# A question from my 4 & 3 year olds..



## cluck_and_quack (Mar 21, 2013)

We were playing with our 6 assorted chicks, 3 Rouens and 3 khakis... My 3 year old commented as she always does on the amount of poop they poop! They laughed And giggled for a bit and then my 4 year old realized she has never had to clean up their pee!
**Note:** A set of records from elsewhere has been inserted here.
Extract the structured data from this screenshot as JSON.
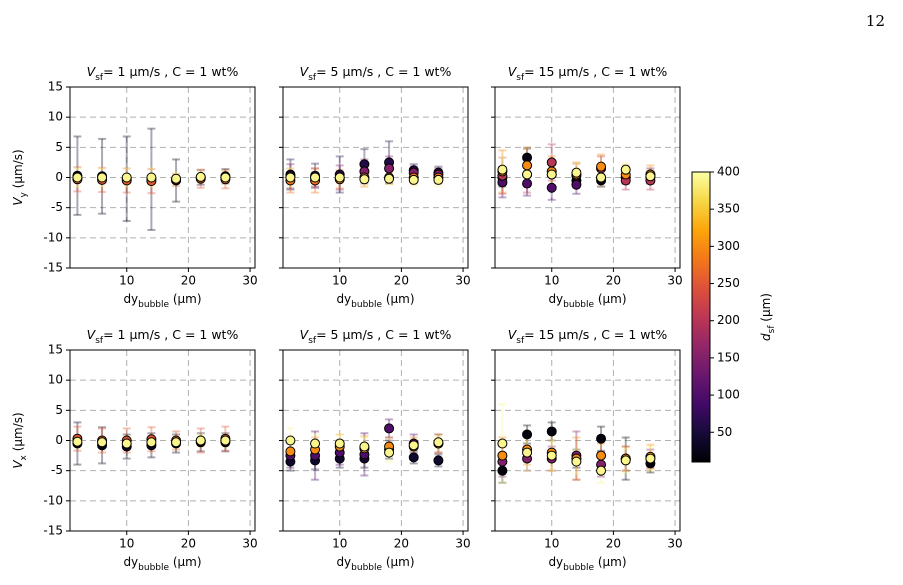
{
  "page_number": "12",
  "colorbar": {
    "label_var": "d",
    "label_sub": "sf",
    "label_unit": " (μm)",
    "colormap": "inferno",
    "clim": [
      10,
      400
    ],
    "ticks": [
      50,
      100,
      150,
      200,
      250,
      300,
      350,
      400
    ]
  },
  "chart_data": [
    {
      "type": "scatter",
      "title_var": "V",
      "title_sub": "sf",
      "title": "= 1 μm/s , C = 1 wt%",
      "x_label": "dy",
      "x_label_sub": "bubble",
      "x_label_unit": " (μm)",
      "y_label_var": "V",
      "y_label_sub": "y",
      "y_label_unit": " (μm/s)",
      "xlim": [
        0.8,
        30.8
      ],
      "xticks": [
        10,
        20,
        30
      ],
      "ylim": [
        -15,
        15
      ],
      "yticks": [
        -15,
        -10,
        -5,
        0,
        5,
        10,
        15
      ],
      "grid": true,
      "show_yticklabels": true,
      "series": [
        {
          "dsf": 30,
          "x": [
            2,
            6,
            10,
            14,
            18,
            22,
            26
          ],
          "values": [
            0.3,
            0.2,
            -0.2,
            -0.3,
            -0.5,
            0,
            0.2
          ],
          "errors": [
            6.5,
            6.2,
            7,
            8.4,
            3.5,
            1.2,
            1.2
          ]
        },
        {
          "dsf": 250,
          "x": [
            2,
            6,
            10,
            14,
            18,
            22,
            26
          ],
          "values": [
            -0.3,
            -0.4,
            -0.5,
            -0.6,
            -0.4,
            -0.2,
            -0.3
          ],
          "errors": [
            2,
            2,
            2,
            2,
            1,
            1.5,
            1.5
          ]
        },
        {
          "dsf": 390,
          "x": [
            2,
            6,
            10,
            14,
            18,
            22,
            26
          ],
          "values": [
            0,
            0,
            0,
            0,
            -0.2,
            0.1,
            0
          ],
          "errors": [
            1.5,
            1.5,
            1.5,
            1.5,
            1,
            1,
            1
          ]
        }
      ]
    },
    {
      "type": "scatter",
      "title_var": "V",
      "title_sub": "sf",
      "title": "= 5 μm/s , C = 1 wt%",
      "x_label": "dy",
      "x_label_sub": "bubble",
      "x_label_unit": " (μm)",
      "xlim": [
        0.8,
        30.8
      ],
      "xticks": [
        10,
        20,
        30
      ],
      "ylim": [
        -15,
        15
      ],
      "yticks": [
        -15,
        -10,
        -5,
        0,
        5,
        10,
        15
      ],
      "grid": true,
      "show_yticklabels": false,
      "series": [
        {
          "dsf": 60,
          "x": [
            2,
            6,
            10,
            14,
            18,
            22,
            26
          ],
          "values": [
            0.5,
            0.3,
            0.5,
            2.2,
            2.5,
            1.2,
            0.8
          ],
          "errors": [
            2.5,
            2,
            3,
            2.5,
            3.5,
            1,
            1
          ]
        },
        {
          "dsf": 150,
          "x": [
            2,
            6,
            10,
            14,
            18,
            22,
            26
          ],
          "values": [
            0.2,
            0,
            0,
            1,
            1.5,
            0.8,
            0.5
          ],
          "errors": [
            2,
            1.5,
            2,
            2,
            2,
            1,
            1
          ]
        },
        {
          "dsf": 280,
          "x": [
            2,
            6,
            10,
            14,
            18,
            22,
            26
          ],
          "values": [
            -0.5,
            -0.5,
            -0.3,
            0,
            0,
            0,
            0
          ],
          "errors": [
            2,
            2,
            1.5,
            1.5,
            1,
            1,
            1
          ]
        },
        {
          "dsf": 390,
          "x": [
            2,
            6,
            10,
            14,
            18,
            22,
            26
          ],
          "values": [
            0,
            0,
            0,
            -0.3,
            -0.2,
            -0.4,
            -0.4
          ],
          "errors": [
            1.5,
            1,
            1,
            1,
            1,
            1,
            1
          ]
        }
      ]
    },
    {
      "type": "scatter",
      "title_var": "V",
      "title_sub": "sf",
      "title": "= 15 μm/s , C = 1 wt%",
      "x_label": "dy",
      "x_label_sub": "bubble",
      "x_label_unit": " (μm)",
      "xlim": [
        0.8,
        30.8
      ],
      "xticks": [
        10,
        20,
        30
      ],
      "ylim": [
        -15,
        15
      ],
      "yticks": [
        -15,
        -10,
        -5,
        0,
        5,
        10,
        15
      ],
      "grid": true,
      "show_yticklabels": false,
      "series": [
        {
          "dsf": 20,
          "x": [
            2,
            6,
            10,
            14,
            18,
            22,
            26
          ],
          "values": [
            0,
            3.3,
            0.5,
            -0.5,
            -0.5,
            0,
            0
          ],
          "errors": [
            1.5,
            1.5,
            2,
            1,
            1,
            1,
            1
          ]
        },
        {
          "dsf": 100,
          "x": [
            2,
            6,
            10,
            14,
            18,
            22,
            26
          ],
          "values": [
            -0.8,
            -1,
            -1.7,
            -1.2,
            0,
            0,
            0.5
          ],
          "errors": [
            2.5,
            2,
            2,
            1.5,
            1.5,
            1,
            1
          ]
        },
        {
          "dsf": 200,
          "x": [
            2,
            6,
            10,
            14,
            18,
            22,
            26
          ],
          "values": [
            0.3,
            0.5,
            2.5,
            0.3,
            1.5,
            -0.5,
            -0.5
          ],
          "errors": [
            3,
            3,
            3,
            2,
            2,
            1.5,
            1.5
          ]
        },
        {
          "dsf": 300,
          "x": [
            2,
            6,
            10,
            14,
            18,
            22,
            26
          ],
          "values": [
            1,
            2,
            1,
            0.5,
            1.8,
            0.5,
            0.5
          ],
          "errors": [
            3.5,
            3,
            2.5,
            2,
            2,
            1.5,
            1.5
          ]
        },
        {
          "dsf": 390,
          "x": [
            2,
            6,
            10,
            14,
            18,
            22,
            26
          ],
          "values": [
            1.3,
            0.5,
            0.5,
            0.8,
            0,
            1.3,
            0.2
          ],
          "errors": [
            2,
            2,
            2,
            1.5,
            1.5,
            1,
            1
          ]
        }
      ]
    },
    {
      "type": "scatter",
      "title_var": "V",
      "title_sub": "sf",
      "title": "= 1 μm/s , C = 1 wt%",
      "x_label": "dy",
      "x_label_sub": "bubble",
      "x_label_unit": " (μm)",
      "y_label_var": "V",
      "y_label_sub": "x",
      "y_label_unit": " (μm/s)",
      "xlim": [
        0.8,
        30.8
      ],
      "xticks": [
        10,
        20,
        30
      ],
      "ylim": [
        -15,
        15
      ],
      "yticks": [
        -15,
        -10,
        -5,
        0,
        5,
        10,
        15
      ],
      "grid": true,
      "show_yticklabels": true,
      "series": [
        {
          "dsf": 30,
          "x": [
            2,
            6,
            10,
            14,
            18,
            22,
            26
          ],
          "values": [
            -0.5,
            -0.8,
            -1,
            -0.8,
            -0.5,
            -0.3,
            -0.3
          ],
          "errors": [
            3.5,
            3,
            2,
            2,
            1.5,
            1.5,
            1.5
          ]
        },
        {
          "dsf": 250,
          "x": [
            2,
            6,
            10,
            14,
            18,
            22,
            26
          ],
          "values": [
            0.3,
            0,
            0,
            0.2,
            0,
            0,
            0.3
          ],
          "errors": [
            2,
            2,
            2,
            2,
            1.5,
            2,
            2
          ]
        },
        {
          "dsf": 390,
          "x": [
            2,
            6,
            10,
            14,
            18,
            22,
            26
          ],
          "values": [
            -0.2,
            -0.3,
            -0.5,
            -0.3,
            -0.3,
            0,
            0
          ],
          "errors": [
            1,
            1,
            1,
            1,
            1,
            1,
            1
          ]
        }
      ]
    },
    {
      "type": "scatter",
      "title_var": "V",
      "title_sub": "sf",
      "title": "= 5 μm/s , C = 1 wt%",
      "x_label": "dy",
      "x_label_sub": "bubble",
      "x_label_unit": " (μm)",
      "xlim": [
        0.8,
        30.8
      ],
      "xticks": [
        10,
        20,
        30
      ],
      "ylim": [
        -15,
        15
      ],
      "yticks": [
        -15,
        -10,
        -5,
        0,
        5,
        10,
        15
      ],
      "grid": true,
      "show_yticklabels": false,
      "series": [
        {
          "dsf": 40,
          "x": [
            2,
            6,
            10,
            14,
            18,
            22,
            26
          ],
          "values": [
            -3.5,
            -3.3,
            -3,
            -3,
            -1.5,
            -2.8,
            -3.3
          ],
          "errors": [
            1.5,
            1.5,
            1.5,
            1.5,
            1.5,
            1,
            1
          ]
        },
        {
          "dsf": 100,
          "x": [
            2,
            6,
            10,
            14,
            18,
            22,
            26
          ],
          "values": [
            -2.5,
            -2.5,
            -2,
            -2.3,
            2,
            -0.5,
            -0.5
          ],
          "errors": [
            2,
            4,
            2,
            3.5,
            1.5,
            1.5,
            1.5
          ]
        },
        {
          "dsf": 300,
          "x": [
            2,
            6,
            10,
            14,
            18,
            22,
            26
          ],
          "values": [
            -1.8,
            -1.5,
            -1,
            -1.3,
            -1,
            -1,
            -0.5
          ],
          "errors": [
            2,
            2,
            2,
            2,
            1.5,
            1.5,
            1.5
          ]
        },
        {
          "dsf": 390,
          "x": [
            2,
            6,
            10,
            14,
            18,
            22,
            26
          ],
          "values": [
            0,
            -0.5,
            -0.5,
            -1,
            -2,
            -0.8,
            -0.3
          ],
          "errors": [
            2,
            1.5,
            1.5,
            1.5,
            1.5,
            1,
            1
          ]
        }
      ]
    },
    {
      "type": "scatter",
      "title_var": "V",
      "title_sub": "sf",
      "title": "= 15 μm/s , C = 1 wt%",
      "x_label": "dy",
      "x_label_sub": "bubble",
      "x_label_unit": " (μm)",
      "xlim": [
        0.8,
        30.8
      ],
      "xticks": [
        10,
        20,
        30
      ],
      "ylim": [
        -15,
        15
      ],
      "yticks": [
        -15,
        -10,
        -5,
        0,
        5,
        10,
        15
      ],
      "grid": true,
      "show_yticklabels": false,
      "series": [
        {
          "dsf": 15,
          "x": [
            2,
            6,
            10,
            14,
            18,
            22,
            26
          ],
          "values": [
            -5,
            1,
            1.5,
            -3,
            0.3,
            -3,
            -3.8
          ],
          "errors": [
            2,
            1.5,
            1.5,
            1.5,
            2,
            3.5,
            1.5
          ]
        },
        {
          "dsf": 150,
          "x": [
            2,
            6,
            10,
            14,
            18,
            22,
            26
          ],
          "values": [
            -3.5,
            -3,
            -3,
            -2.5,
            -4,
            -3,
            -3
          ],
          "errors": [
            2.5,
            2,
            2,
            4,
            2,
            2,
            1.5
          ]
        },
        {
          "dsf": 300,
          "x": [
            2,
            6,
            10,
            14,
            18,
            22,
            26
          ],
          "values": [
            -2.5,
            -1.5,
            -2,
            -3,
            -2.5,
            -3,
            -2.7
          ],
          "errors": [
            3,
            2.5,
            3,
            3.5,
            2,
            2,
            2
          ]
        },
        {
          "dsf": 390,
          "x": [
            2,
            6,
            10,
            14,
            18,
            22,
            26
          ],
          "values": [
            -0.5,
            -2,
            -2.5,
            -3.5,
            -5,
            -3.3,
            -3
          ],
          "errors": [
            6.5,
            3,
            2.5,
            2,
            2,
            2,
            2
          ]
        }
      ]
    }
  ]
}
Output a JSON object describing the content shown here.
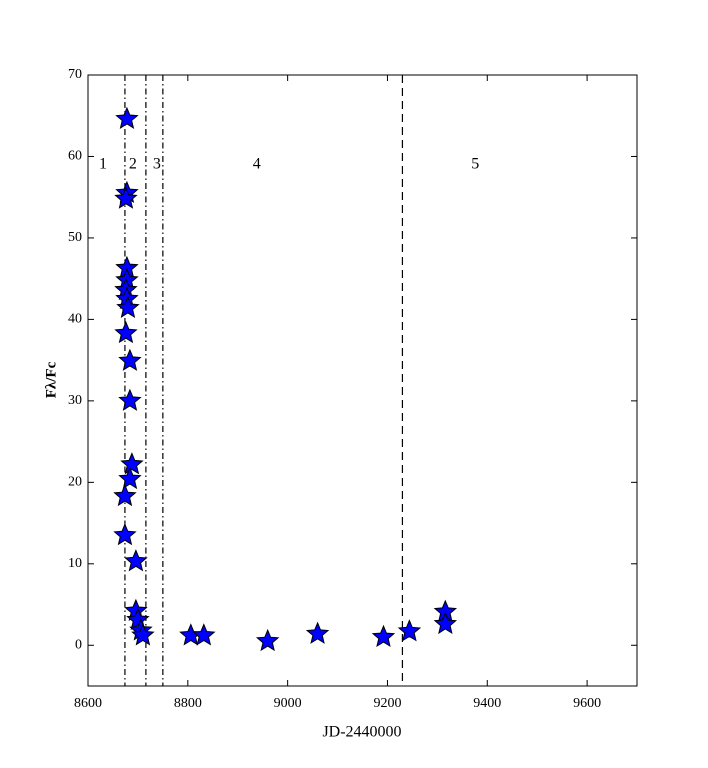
{
  "chart_data": {
    "type": "scatter",
    "xlabel": "JD-2440000",
    "ylabel": "Fλ/Fc",
    "xlim": [
      8600,
      9700
    ],
    "ylim": [
      -5,
      70
    ],
    "xticks": [
      8600,
      8800,
      9000,
      9200,
      9400,
      9600
    ],
    "yticks": [
      0,
      10,
      20,
      30,
      40,
      50,
      60,
      70
    ],
    "series": [
      {
        "color": "#0000ff",
        "x": [
          8678,
          8678,
          8676,
          8678,
          8678,
          8676,
          8678,
          8680,
          8676,
          8684,
          8684,
          8688,
          8684,
          8674,
          8674,
          8696,
          8696,
          8700,
          8706,
          8710,
          8806,
          8832,
          8960,
          9060,
          9192,
          9244,
          9316,
          9316
        ],
        "values": [
          64.6,
          55.5,
          54.8,
          46.3,
          44.8,
          43.6,
          42.5,
          41.4,
          38.3,
          34.9,
          30.0,
          22.2,
          20.4,
          18.3,
          13.5,
          10.3,
          4.2,
          3.1,
          1.8,
          1.2,
          1.2,
          1.2,
          0.5,
          1.4,
          1.0,
          1.7,
          4.1,
          2.6
        ]
      }
    ],
    "vlines": [
      {
        "x": 8674,
        "style": "dashdot"
      },
      {
        "x": 8716,
        "style": "dashdot"
      },
      {
        "x": 8750,
        "style": "dashdot"
      },
      {
        "x": 9230,
        "style": "dashed"
      }
    ],
    "regions": [
      {
        "label": "1",
        "x": 8630,
        "y": 59
      },
      {
        "label": "2",
        "x": 8690,
        "y": 59
      },
      {
        "label": "3",
        "x": 8738,
        "y": 59
      },
      {
        "label": "4",
        "x": 8938,
        "y": 59
      },
      {
        "label": "5",
        "x": 9376,
        "y": 59
      }
    ]
  }
}
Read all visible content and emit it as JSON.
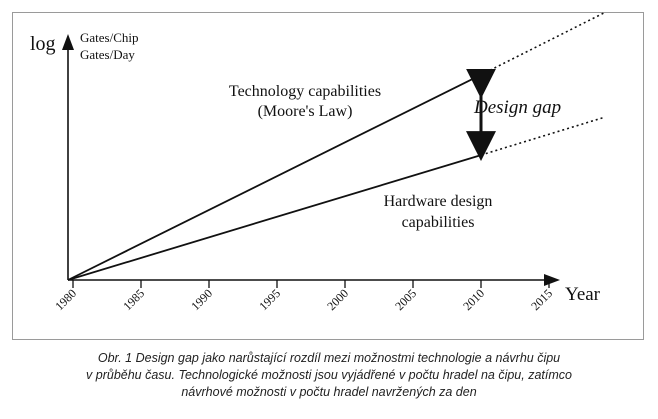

So the question is "Do chicks and ducks pee?" I would like to give them am educated answer!!!!


----------



## chickenboy5443 (Feb 28, 2013)

No the white end of there poop is there pee for chickens not sure for ducks


----------



## Energyvet (Jul 25, 2012)

They eliminate urates which are a solid form of nitrogenous waste. (It's the white part.)


----------



## Apyl (Jun 20, 2012)

Both chickens and ducks eliminate both in one.


----------



## Energyvet (Jul 25, 2012)

Yes and most reptiles too. Birds and reptiles are closely related. Archeoptrix (spelling) was their common ancestor - the bird with teeth. They're just better at water conservation and nitrogen metabolism. 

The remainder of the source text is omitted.